Il n’y a pas de preuve de son innocence tout comme il n’y a pas de preuve de sa culpabilité” insista Persephone en détachant chaque mots entre ses dents serrées, les yeux aussi brillants que ceux de sa fille.

En entendant cette phrase, Iphigénie tourna la tête en direction de sa mère, un regard noir prenant place malgré la montée de larmes. Lysander comprit que ces larmes n’étaient pas dues à un quelconque sentiment d’impuissance, mais bien à de la colère, lorsque sa soeur imposa sa présence aux deux autres. Alors, il se souvint quelle puissante Légilimens sa petite soeur faisait.
Fais-les partir Maman” exigea-t-elle en désignant les invités qui restaient aussi immobiles que des statues de cire. “Maintenant.

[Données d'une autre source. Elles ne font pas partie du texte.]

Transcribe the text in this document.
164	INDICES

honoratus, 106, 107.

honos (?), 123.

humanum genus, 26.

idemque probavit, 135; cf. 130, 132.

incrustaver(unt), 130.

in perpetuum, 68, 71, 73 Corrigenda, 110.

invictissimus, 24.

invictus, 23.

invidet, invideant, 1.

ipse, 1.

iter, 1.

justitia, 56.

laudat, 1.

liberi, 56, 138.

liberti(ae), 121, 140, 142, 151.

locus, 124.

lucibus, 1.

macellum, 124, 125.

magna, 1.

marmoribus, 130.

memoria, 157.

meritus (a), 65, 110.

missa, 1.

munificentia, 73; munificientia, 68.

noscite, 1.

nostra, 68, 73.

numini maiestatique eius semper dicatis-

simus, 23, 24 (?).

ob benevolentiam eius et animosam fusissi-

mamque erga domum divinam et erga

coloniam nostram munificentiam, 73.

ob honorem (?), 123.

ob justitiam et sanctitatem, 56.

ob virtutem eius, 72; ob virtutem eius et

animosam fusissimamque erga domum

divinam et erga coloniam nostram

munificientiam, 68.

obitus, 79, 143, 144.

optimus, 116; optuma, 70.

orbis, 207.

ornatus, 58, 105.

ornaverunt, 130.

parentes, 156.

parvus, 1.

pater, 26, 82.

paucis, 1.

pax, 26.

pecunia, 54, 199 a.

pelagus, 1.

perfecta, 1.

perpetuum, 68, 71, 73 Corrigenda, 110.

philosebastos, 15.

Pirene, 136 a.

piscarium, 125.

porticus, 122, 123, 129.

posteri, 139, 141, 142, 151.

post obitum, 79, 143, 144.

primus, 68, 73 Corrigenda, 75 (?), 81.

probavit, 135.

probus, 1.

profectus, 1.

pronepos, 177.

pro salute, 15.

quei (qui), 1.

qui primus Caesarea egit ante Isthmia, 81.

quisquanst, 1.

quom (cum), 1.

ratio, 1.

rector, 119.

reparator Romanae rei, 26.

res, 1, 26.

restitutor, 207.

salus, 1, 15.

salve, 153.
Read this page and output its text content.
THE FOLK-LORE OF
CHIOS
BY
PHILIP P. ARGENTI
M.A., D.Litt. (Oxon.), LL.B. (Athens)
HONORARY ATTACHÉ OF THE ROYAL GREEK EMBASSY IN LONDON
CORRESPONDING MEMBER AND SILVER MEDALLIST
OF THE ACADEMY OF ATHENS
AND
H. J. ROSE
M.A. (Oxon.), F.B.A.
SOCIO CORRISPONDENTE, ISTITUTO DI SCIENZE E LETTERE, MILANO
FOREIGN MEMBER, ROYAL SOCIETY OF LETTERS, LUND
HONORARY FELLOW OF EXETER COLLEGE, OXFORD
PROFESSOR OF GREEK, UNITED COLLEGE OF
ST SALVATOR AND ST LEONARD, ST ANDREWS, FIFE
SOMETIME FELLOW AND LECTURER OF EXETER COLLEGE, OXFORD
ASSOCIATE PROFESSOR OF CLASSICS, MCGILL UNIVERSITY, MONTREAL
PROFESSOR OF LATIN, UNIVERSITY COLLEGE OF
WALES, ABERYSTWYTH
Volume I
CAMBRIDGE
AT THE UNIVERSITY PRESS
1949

Surmenée et perdue, Persephone remercia ses invités d’un geste impérieux de la main. Une fois qu’ils eurent tous disparu en rendant au manoir son silence pesant, il ne restait plus que Lysander, Iphigénie, Themistocle et leur mère.
Tu mens, Maman.” affirma Iphigénie en s’efforçant de conserver son calme. “Toi aussi, Themistocle. Je n’ai même pas besoin de forcer sur mon don pour sentir les illusions que vous essayez d’instiller dans nos esprits… Ne me forcez pas à creuser plus profondément.” acheva-t-elle avec un regard que Lysander défiait quiconque de soutenir plus de dix secondes.

Themistocle s’était affalé dans l’un des fauteuils sombres du salon, l’attention perdue dans le cheminée. Persephone se tenait plus droite que jamais et toisait ses enfants comme si elle les mettait au défi de contester son autorité. Profitant de l’ouverture faite par sa soeur, l’Auror interrogea sa mère :
“- Qu’as-tu encore fait, Maman ?
- Comment ça, “encore”, Lysander ? De quoi d’autre m’accuses-tu ?
- Arrêtes la masquarade, Maman” supplia Themistocle d’un air las. “Si on ne peut pas faire confiance à notre propre famille, que nous reste-t-il ?
- Tais-toi Themistocle. Tu ne vas faire qu’aggraver la situation.” cracha la mère en s’approchant de Lysander. “Toi… Tu as déjà eu ce que tu voulais. Ta petite rébellion, ta crise identitaire. Tu as réussi à me briser le coeur en nous privant moi et ton père de descendance. Mais tu n’auras pas plus de pouvoir sur cette famille, tu l’as assez détruite comme ça.” lâcha-t-elle en un murmure à quelques centimètres du visage de son fils aîné.

Lysander laissa échapper un rire jaune, impressionné par le talent qu’avait sa mère à se poser en victime en toutes circonstances.
“- Tu m’accuses de détruire cette famille alors que tu lui as fais plus de mal que n’importe quel criminel fratricide que j’ai pu croiser.
- Tu crèves d’envie ne serait-ce que de le prononcer. Vas-y ! Dis-le ! Je le sens traverser ton esprit jusqu’au bout de ta langue !” vociféra la sorcière au regard presque hystérique.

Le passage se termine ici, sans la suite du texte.